The music is less frenetic than J-Pop, but shares some of the cooler features of early Japanese psychedelia: lush strings and horns with bits of spazzed-out fuzz guitar, choruses of harmonizing singers going “bop bop oooo,” ladies in echo chambers crooning saccharine melodies that don’t cloy in strange languages (well, Japanese). I don’t know how I could like music that sounds like this, but I do. All I can figure is it’s what happens when a society that knows how to make use of an aesthetic idea when it sees one (Japan) runs into a set of sounds that was never meant to be anything but commercial.
The vocal arrangements (tho not the tones) on track 1 remind me of an old disc of the music of Trinidad that I once heard, which included a traditional version of “Sloop John B” which was almost identical to the Beach Boys vocal arrangement, but swingier. The musical setting of track 1 is sorta big band country-funk-hop. None of these things is more or less than a subtle and seamless element of the whole production.
Twenty minutes into the disc and I haven’t freaked and shut it off yet. Not bad. So I opened up the booklet and read the following:
“The Japanese are at the forefront of technologies and breaking inventions.”
It hit me so odd… Every time you go and invent something, here come the goddam Japanese and break it!
I skimmed ahead through stuff about the quirky foresight of the Japanese (sure, I can see it); traditional music, kabuki, tea houses, Geishas (all this in half a paragraph); karaoke bars and pantie-vending machines, flashing billboards spitting electric disco-soul, a futuristic Petrol-Japan-CD-listening-party plan, and a list of some recent Japan-related pop culture items (“Lost In Translation,” manga, etc).
Weird.
Still diggin the music. The sound is really good, warm and clear.
I skimmed the song titles, but they didn’t tell me much. The first band is called “The Peanuts,” which is appealing. Otherwise not much to see. A string of unfamiliar Japanese names, two or three English titles or subtitles: “Flowers For Your Heart,” “One Rainy Night In Tokyo,” “Tokyo Kid.” One French subtitle as well. I don’t know what it means (Z does) despite several years of French in elementary and high school, because I am a stupid American. I am not proud.
I was hoping for some kinda historical or cultural background to some of the tunes - I like that shit - but, oh well, so what else is there to see? Oh yeah, the recipe! That ought to be a hoot…

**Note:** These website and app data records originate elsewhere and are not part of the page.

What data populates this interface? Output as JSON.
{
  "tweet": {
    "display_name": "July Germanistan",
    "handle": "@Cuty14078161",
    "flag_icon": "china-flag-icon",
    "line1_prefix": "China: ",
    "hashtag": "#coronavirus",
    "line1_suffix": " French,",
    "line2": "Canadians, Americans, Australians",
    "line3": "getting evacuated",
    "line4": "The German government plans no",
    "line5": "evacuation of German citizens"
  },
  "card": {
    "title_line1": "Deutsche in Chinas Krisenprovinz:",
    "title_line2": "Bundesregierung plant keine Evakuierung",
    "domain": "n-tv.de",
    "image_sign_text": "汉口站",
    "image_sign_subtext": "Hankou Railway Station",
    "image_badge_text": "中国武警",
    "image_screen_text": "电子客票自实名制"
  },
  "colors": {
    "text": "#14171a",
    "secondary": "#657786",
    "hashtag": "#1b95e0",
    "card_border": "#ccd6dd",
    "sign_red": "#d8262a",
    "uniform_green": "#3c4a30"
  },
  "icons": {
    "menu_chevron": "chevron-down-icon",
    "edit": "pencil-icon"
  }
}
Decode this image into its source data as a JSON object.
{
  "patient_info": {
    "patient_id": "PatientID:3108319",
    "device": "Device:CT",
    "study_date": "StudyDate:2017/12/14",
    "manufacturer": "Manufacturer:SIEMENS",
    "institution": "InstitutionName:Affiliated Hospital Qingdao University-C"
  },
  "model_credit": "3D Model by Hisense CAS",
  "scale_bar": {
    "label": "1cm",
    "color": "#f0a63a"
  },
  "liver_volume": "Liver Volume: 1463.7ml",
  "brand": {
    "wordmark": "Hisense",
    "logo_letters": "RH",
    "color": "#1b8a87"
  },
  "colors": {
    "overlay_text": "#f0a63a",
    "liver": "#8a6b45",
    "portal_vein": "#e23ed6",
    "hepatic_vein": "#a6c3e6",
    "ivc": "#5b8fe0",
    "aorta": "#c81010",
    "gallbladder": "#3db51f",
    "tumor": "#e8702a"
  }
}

The Japan disc includes actually three short recipes. They might go well together. They are: Japanese Kabuki Cocktail, Prawn Tempura, and Salmon Sushi. I like my fish cooked, so I am most likely to experiment with the tempura. The recipe even states that it can be generalized to include things other than prawns - “just use your imagination!”
Where’d the cat go? I want to dip him in tempura batter.
I’ll chill out now, but let me close by saying the African one is so good I didn’t want to go to bed so I could listen to it. (Only got to track 4 and gave it up). I’m up to track 11 now, first thing the next morning, and the only bummer for me is maybe track 10 which wasn’t so much to my taste but good for what it was. None of this is raw Africa-funk like I usually dig, not enough guitar for my taste, but there are elements of that, and there’s the complex rhythms and rising melodies you expect from African music without any of the shit pop.
I don’t know if any of these are “the greatest songs ever,” but I didn’t expect them to be. So, no let down.
October 19th, 2007 at 12:23 pm
ha!
here’s to my utter susceptibility to (what i perceive as) cool packaging - the lychee (yes, you PEEL it) caught my eye, what can i say??
oh…and your SERIOUS music is not a bad listen either. not always to my taste (how could it be) but when it tickles, it tickles GOOD!!